Probably ten thousand or more Snow Buntings winter in Britain, mostly along the east coast and the highest hills, but few of them make it to Cheshire and Wirral (BTO Winter Atlas). The numbers vary greatly from one year to another. Its rarity and unpredictability, together with the attractiveness of the species make this a bird that is much sought after to brighten a winter’s day. They have, however, become distinctly scarcer in recent years, perhaps because of the warming climate.

Snow Buntings have a circumpolar breeding range on the Arctic tundra, with another race (insulae), darker and more sedentary, breeding in Iceland and the Scottish mountains: both races winter here, with the birds of the nominate race thought to be from Scandinavia and Greenland. Most of those wintering in England are females and first-year birds (Brown & Grice 2005), males tending to winter farther north, closer to or even on their breeding territories; within Britain, males and adults are likely to winter in montane sites rather than the coast (Migration Atlas). As a bird of short, open vegetation, feeding by picking seeds from the ground or low creeping plants, Snow Buntings frequent two habitats, at the lowest and highest altitudes. They particularly favour sandy shores with a carpet of dune colonising plants or the lower levels of saltmarshes. In upland areas the main diet is probably seeds of rushes juncus, although they will take seeds from moor grasses and heather. They also take invertebrates when they can, especially sandhoppers on the shore.

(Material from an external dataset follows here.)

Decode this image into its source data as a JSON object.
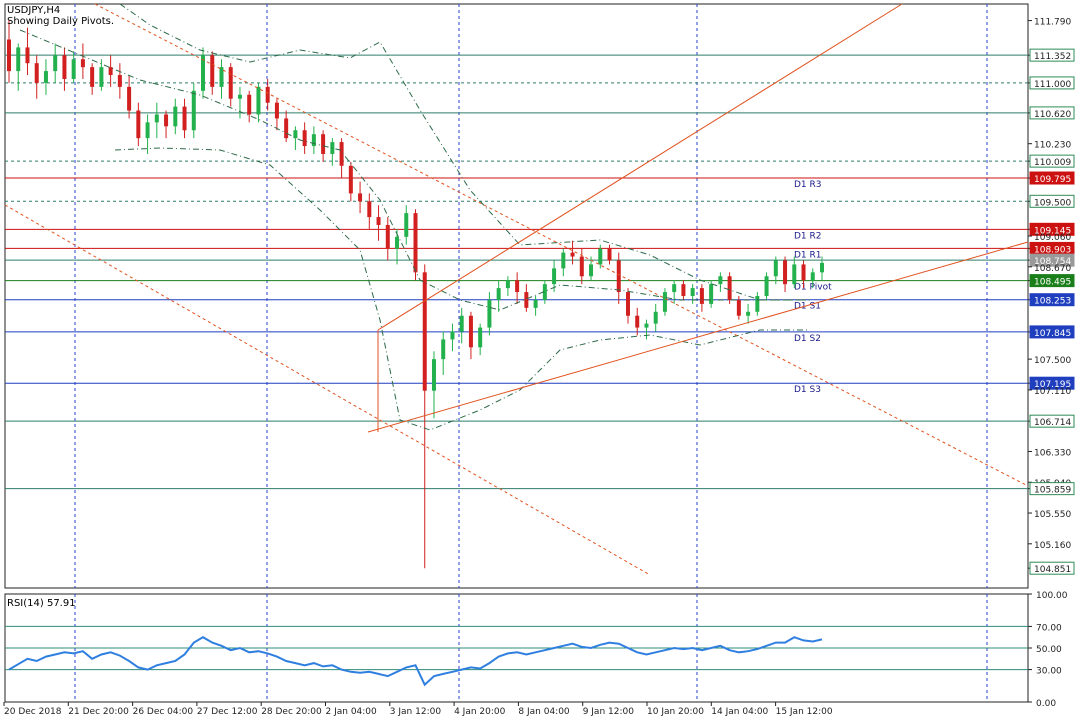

The records during this winter Atlas were typical of recent years, with birds in five tetrads in 2004/ 05, in three tetrads during 2005/ 06, and three tetrads in 2006/ 07. Hilbre Island (SJ18Z) had one bird in each winter, and birds were in West Kirby (SJ28D) in 2004/ 05 and 2006/ 07. All of the Atlas records were of single birds apart from a group of five at Red Rocks (SJ28E). The bird seen by John Oxenham on 3 December 2004 at Birchenough Hill (SJ96Z), 450 m above sea level, was the first in the hills since one in 2001/ 02.

The coast and the Dee estuary have always attracted the species: Coward (1910) described it as ‘a fairly regular winter visitor to the coast’. In more recent times, the county bird reports since 1959 show Snow Buntings in the county in every winter apart from 1994/ 95, mainly at coastal sites. Leasowe Sandhills (SJ29R) used regularly to hold flocks of 20-40 birds, with a maximum of 70, but was lost to development in the early 1970s and since 1972 there have only been two winters with double figure flocks along the north Wirral shore. As during this winter Atlas, Hilbre has been the most reliable site for the species, with single birds in many years but flocks of ten or more in nine winters in the period 1961-2006, most recently in 1998. Along the Mersey small numbers were recorded sporadically in winter until 1982, but there have only been isolated winter records since. In the eastern hills, birds used to be regular, perhaps even annual, until 1934 but records then almost ceased and they are much scarcer now. Since 1961 there have been records in eight years, all on single dates in November and December and mostly of lone birds apart from parties of five on 8 December 1981 and nine on 23 November 1988, both on the slopes of Shutlingsloe (SJ96U). There have been occasional odd birds in the Cheshire Plain, but only six records of single birds in the last fifty years.